WASHINGTON -- Richard Doty, a scholar of money who helped humanize coins and currency by showing how the objects might reflect the culture, values and history of a society, died June 2 in Falls Church, Va. He was 71.
The cause was complications from lymphoma, said his wife, Cindi Roden.
At the time of his death, Doty was the senior numismatic curator at the Smithsonian Institution's National Museum of American History.
"He was really a historian, more than a numismatic," said Ute Wartenberg Kagan, executive director of the American Numismatic Society. "He interpreted the coins, and that made him very special."
William Metcalf, curator of coins and medals at the Yale University Art Gallery, called Doty "a great popularizer of the discipline" through his nine books and several hundred scholarly articles.

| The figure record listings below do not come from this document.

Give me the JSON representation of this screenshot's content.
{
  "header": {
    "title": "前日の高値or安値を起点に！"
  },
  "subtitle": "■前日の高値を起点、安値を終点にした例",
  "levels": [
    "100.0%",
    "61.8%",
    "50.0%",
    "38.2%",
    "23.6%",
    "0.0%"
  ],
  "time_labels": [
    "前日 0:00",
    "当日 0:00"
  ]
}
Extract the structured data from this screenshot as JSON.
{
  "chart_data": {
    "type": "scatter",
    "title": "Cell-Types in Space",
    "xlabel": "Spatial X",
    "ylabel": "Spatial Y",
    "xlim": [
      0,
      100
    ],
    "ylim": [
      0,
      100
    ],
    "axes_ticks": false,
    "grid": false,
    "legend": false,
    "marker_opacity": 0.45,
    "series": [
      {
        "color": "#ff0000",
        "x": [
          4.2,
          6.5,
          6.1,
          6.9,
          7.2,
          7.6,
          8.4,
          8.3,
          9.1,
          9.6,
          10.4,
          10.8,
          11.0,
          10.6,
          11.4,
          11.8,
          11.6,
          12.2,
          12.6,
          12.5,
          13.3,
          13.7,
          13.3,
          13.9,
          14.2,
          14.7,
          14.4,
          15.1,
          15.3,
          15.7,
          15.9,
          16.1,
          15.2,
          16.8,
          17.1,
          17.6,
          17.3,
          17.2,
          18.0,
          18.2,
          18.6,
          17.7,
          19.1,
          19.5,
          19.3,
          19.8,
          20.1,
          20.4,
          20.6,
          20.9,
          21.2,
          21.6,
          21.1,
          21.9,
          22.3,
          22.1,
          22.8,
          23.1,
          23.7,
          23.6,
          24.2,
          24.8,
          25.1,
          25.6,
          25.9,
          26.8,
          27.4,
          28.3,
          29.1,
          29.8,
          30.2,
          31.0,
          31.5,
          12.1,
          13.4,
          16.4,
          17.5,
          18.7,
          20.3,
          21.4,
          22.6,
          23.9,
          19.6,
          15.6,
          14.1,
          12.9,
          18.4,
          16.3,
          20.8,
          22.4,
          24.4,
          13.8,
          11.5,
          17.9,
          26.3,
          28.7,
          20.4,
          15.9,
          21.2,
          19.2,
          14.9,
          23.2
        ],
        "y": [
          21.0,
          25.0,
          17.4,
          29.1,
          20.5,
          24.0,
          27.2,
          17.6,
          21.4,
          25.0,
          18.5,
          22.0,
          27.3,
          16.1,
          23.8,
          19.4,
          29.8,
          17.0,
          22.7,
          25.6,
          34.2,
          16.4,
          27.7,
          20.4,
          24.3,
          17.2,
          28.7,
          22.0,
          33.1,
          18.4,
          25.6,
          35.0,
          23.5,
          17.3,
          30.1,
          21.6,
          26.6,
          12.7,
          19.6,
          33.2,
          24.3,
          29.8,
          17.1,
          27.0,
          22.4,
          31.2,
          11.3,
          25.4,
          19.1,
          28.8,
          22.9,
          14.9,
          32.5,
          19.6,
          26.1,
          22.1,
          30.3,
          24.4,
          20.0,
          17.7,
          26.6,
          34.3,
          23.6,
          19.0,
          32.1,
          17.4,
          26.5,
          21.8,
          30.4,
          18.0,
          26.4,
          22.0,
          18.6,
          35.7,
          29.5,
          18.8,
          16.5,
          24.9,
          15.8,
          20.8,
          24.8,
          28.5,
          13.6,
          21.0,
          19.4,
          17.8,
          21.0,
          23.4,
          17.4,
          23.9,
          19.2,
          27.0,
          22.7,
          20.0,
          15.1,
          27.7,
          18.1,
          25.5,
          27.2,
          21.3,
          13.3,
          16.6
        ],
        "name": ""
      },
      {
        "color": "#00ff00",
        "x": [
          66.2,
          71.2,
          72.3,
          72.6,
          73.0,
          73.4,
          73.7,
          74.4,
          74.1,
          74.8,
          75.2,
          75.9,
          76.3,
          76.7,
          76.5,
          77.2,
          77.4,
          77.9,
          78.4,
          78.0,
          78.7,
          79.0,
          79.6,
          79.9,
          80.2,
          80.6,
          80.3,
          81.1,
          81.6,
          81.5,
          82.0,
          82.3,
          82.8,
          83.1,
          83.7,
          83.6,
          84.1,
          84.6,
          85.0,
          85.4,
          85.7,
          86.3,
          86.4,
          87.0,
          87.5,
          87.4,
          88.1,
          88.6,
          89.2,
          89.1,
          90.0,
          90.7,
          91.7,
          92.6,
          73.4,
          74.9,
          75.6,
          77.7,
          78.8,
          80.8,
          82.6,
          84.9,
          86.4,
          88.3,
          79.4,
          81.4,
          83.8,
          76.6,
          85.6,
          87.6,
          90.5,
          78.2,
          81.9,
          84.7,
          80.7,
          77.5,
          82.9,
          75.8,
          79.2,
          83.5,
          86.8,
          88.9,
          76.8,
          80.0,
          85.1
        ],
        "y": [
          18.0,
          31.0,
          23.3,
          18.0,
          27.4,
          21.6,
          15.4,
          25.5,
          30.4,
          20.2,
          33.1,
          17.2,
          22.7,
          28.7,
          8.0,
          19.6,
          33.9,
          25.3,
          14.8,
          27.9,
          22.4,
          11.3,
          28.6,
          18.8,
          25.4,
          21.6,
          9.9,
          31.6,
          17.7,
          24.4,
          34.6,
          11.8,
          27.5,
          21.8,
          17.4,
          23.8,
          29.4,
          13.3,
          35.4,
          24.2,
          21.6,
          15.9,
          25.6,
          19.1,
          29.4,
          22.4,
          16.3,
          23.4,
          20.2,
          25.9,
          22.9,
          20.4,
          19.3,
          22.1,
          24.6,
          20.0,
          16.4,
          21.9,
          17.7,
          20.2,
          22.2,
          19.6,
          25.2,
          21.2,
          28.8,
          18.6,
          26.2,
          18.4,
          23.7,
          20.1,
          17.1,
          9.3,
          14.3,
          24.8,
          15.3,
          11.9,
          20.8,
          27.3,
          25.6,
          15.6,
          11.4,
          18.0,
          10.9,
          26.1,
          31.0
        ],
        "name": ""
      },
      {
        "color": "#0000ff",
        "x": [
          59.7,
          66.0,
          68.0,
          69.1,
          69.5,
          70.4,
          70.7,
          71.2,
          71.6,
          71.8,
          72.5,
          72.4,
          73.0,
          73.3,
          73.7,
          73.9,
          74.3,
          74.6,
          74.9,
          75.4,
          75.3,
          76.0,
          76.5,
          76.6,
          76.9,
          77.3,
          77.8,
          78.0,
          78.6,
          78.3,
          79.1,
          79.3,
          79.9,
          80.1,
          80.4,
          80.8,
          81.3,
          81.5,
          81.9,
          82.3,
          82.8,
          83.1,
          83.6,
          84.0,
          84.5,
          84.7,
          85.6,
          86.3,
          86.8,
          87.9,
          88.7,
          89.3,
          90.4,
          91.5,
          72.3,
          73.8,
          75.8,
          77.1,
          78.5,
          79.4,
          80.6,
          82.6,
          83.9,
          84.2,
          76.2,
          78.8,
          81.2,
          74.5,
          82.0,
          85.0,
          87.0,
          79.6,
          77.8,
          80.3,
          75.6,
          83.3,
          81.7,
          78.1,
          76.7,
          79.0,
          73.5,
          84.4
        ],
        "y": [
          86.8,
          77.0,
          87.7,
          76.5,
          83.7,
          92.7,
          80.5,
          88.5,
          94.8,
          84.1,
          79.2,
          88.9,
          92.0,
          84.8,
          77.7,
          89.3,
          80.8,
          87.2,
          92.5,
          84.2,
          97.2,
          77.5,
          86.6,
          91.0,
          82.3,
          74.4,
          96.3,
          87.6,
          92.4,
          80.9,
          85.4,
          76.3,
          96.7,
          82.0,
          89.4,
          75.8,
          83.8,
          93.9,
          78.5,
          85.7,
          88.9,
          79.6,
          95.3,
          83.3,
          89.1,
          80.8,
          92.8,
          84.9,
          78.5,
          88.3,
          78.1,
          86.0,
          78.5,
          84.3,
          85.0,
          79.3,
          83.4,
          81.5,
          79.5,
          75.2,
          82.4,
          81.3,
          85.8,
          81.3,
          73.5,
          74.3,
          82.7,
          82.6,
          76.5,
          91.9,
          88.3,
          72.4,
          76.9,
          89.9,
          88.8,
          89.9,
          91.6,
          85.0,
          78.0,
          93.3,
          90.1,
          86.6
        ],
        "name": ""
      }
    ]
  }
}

Doty was considered one of the top numismatists in the world because he was both a specialist in the field of minting and printing technologies and a general expert on all things coin- and currency-related, particularly the objects' places in history.
Doty's interest in coins began at 8 when he got hold of Japanese and Chinese coins brought back from World War II. His collection grew from there.
Doty's books included "Coins of the World" and "Paper Money of the World," which Russ Mackendrick, writing in The New York Times 1978, called "about the best value in numismatic literature that we have seen for some time."